Well, I believe Clemens.

I am not in a position to know anything about what happened or what didn't. But someone I know and respect is an award-winning, longtime sports writer who has covered Clemens for some years, and he has taken a strong stand for the (hopefully) future Hall of Fame pitcher. His name is Mike Geffner. Mike is a passionate do-gooder in the BEST sense of the word; he has created several writers groups online solely for the purpose of giving writers a place to go for help, to help other writers and to learn about writing. If you write anything, or aspire to, I urge you to subscribe to Mike's Writing Newsletter (free!), join Mike's Writing Workshop (a Yahoo group), and become a "friend" of Mike's on his MySpace page.

Mike posted a blog item today on his MySpace page called "Believing in Roger Clemens." You can see it on his MySpace page and on recordonline.com. He says he believes Clemens because he knows him, knows who he is as a person, and he believes in him. That's good enough for me.

People have no idea what journalists get to learn about people. They, well, we -- I'm one too, which is how I know -- are attuned to whether someone is being straight with us or not. Our job is to ferret out the exaggerations, distortions and outright lies and deliver the truth to our readers, and we get to be very good at it. We can smell a lie a mile away. Not always -- we can be gullible too. But by and large, we know who people are when we talk to them. It's a lot about patterns. When we see something 150 times, we can assume when we see it for the 151st that it's a lot like the first 150.

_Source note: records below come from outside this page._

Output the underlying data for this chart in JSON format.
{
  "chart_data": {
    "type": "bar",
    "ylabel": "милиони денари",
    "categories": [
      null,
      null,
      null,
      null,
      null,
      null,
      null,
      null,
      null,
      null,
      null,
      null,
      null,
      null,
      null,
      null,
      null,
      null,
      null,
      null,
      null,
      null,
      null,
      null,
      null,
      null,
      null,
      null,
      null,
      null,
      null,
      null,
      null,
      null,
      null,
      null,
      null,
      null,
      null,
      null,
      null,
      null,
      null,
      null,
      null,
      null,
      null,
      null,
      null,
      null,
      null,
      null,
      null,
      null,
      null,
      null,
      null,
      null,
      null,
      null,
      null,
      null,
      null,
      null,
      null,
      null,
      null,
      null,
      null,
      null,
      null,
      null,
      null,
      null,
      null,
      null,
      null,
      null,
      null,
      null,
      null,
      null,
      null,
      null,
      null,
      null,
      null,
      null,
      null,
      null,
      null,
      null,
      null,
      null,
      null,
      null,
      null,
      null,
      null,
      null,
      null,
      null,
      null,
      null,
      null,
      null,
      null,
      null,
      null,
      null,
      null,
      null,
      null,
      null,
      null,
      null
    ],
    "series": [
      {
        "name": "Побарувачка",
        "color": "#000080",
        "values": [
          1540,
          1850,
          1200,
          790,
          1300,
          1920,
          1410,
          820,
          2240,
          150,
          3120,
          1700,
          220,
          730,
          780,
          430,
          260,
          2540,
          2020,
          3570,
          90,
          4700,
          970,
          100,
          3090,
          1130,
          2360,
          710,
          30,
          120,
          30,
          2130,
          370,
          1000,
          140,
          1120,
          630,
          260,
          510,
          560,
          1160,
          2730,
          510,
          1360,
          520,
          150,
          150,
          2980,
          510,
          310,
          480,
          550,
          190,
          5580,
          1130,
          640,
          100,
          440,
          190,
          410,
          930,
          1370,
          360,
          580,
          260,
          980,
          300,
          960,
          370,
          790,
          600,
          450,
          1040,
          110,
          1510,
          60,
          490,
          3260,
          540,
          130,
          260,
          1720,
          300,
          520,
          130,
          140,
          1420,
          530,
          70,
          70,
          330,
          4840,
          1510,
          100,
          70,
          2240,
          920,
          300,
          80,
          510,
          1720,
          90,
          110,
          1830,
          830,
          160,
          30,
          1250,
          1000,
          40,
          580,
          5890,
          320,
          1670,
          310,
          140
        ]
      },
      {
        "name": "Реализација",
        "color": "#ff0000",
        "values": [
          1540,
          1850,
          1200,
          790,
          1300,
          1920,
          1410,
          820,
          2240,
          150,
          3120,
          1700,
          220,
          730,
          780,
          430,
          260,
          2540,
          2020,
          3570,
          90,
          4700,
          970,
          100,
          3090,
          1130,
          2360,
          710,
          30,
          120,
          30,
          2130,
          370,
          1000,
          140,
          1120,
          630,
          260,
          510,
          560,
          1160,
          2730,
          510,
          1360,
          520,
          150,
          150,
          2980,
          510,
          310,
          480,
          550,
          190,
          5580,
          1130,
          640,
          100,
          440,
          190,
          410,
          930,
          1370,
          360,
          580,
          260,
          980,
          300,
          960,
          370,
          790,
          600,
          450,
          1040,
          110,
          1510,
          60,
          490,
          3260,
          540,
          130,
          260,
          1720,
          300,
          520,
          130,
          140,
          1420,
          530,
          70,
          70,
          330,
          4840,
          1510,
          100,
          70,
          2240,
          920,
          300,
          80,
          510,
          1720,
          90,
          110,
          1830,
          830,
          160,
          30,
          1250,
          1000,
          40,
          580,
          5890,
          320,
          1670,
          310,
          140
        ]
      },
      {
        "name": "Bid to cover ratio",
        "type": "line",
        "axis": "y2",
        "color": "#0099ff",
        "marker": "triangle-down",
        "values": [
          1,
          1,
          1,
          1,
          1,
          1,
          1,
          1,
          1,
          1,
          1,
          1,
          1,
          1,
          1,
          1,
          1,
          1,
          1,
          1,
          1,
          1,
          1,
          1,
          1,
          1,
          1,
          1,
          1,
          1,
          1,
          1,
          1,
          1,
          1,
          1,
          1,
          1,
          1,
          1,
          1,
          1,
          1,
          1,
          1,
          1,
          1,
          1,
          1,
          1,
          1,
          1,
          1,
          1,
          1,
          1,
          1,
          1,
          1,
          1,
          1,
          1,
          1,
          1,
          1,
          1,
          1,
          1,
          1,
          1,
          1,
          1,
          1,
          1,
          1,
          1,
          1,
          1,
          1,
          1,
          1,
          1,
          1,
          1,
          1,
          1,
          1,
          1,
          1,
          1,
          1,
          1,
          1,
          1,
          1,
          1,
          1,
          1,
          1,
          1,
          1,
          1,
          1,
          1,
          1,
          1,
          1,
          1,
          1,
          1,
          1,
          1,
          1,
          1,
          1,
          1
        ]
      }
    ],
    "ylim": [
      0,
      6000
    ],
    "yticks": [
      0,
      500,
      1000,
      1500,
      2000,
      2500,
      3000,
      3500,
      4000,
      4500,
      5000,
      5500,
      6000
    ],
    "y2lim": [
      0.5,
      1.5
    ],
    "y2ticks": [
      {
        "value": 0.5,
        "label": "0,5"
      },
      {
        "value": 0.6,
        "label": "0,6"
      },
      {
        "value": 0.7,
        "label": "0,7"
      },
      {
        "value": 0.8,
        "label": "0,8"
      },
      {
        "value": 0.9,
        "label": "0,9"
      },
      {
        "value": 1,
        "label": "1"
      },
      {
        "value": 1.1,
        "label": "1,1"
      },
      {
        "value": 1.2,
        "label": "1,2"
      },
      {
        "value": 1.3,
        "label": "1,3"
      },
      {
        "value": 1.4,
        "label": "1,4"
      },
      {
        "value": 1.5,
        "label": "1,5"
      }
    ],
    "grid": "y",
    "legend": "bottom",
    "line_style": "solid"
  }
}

But really and truly, the great benefit of being a journalist is the relationships we form with the people we write about. It would absolutely astonish you to learn what people tell us. They start to trust us or they get caught up in the conversation and they forget we're journalists and they open up to us. I've had people tell me the most private things about their businesses, their marriages, their extracurricular activities, their bodies, their partners and their deep-down frustrations and desires. I know when they lost their virginity and to whom (the best was at a Black Sabbath concert), I know the exact moment their marriages took a turn for the worse, I know the political landscape and that they're angling for the CEO position (or leaving the company) before they've told anyone else. I know the real reasons for their actions despite what they've told their colleagues, clients, spouses or their p.r. people. So I totally believed Bob Woodward when he said that William Casey, the former head of the CIA, revealed deep secrets to Woodward on Casey's deathbed for Woodward's book Veil: The Secret Wars of the CIA, 1981-1987. Casey's wife said it never happened, that Casey would never do that. Well, wives, p.r. agents and best friends never know what people say to us one-on-one. There is no doubt in my mind that Casey had that kind of conversation with Woodward, a journalist he trusted. Hey, journalists will go to jail to protect their sources. You're better off telling things to a journalist than to your best friend.

So when Geffner says he believes Clemens, I believe him. And, therefore, I believe Clemens.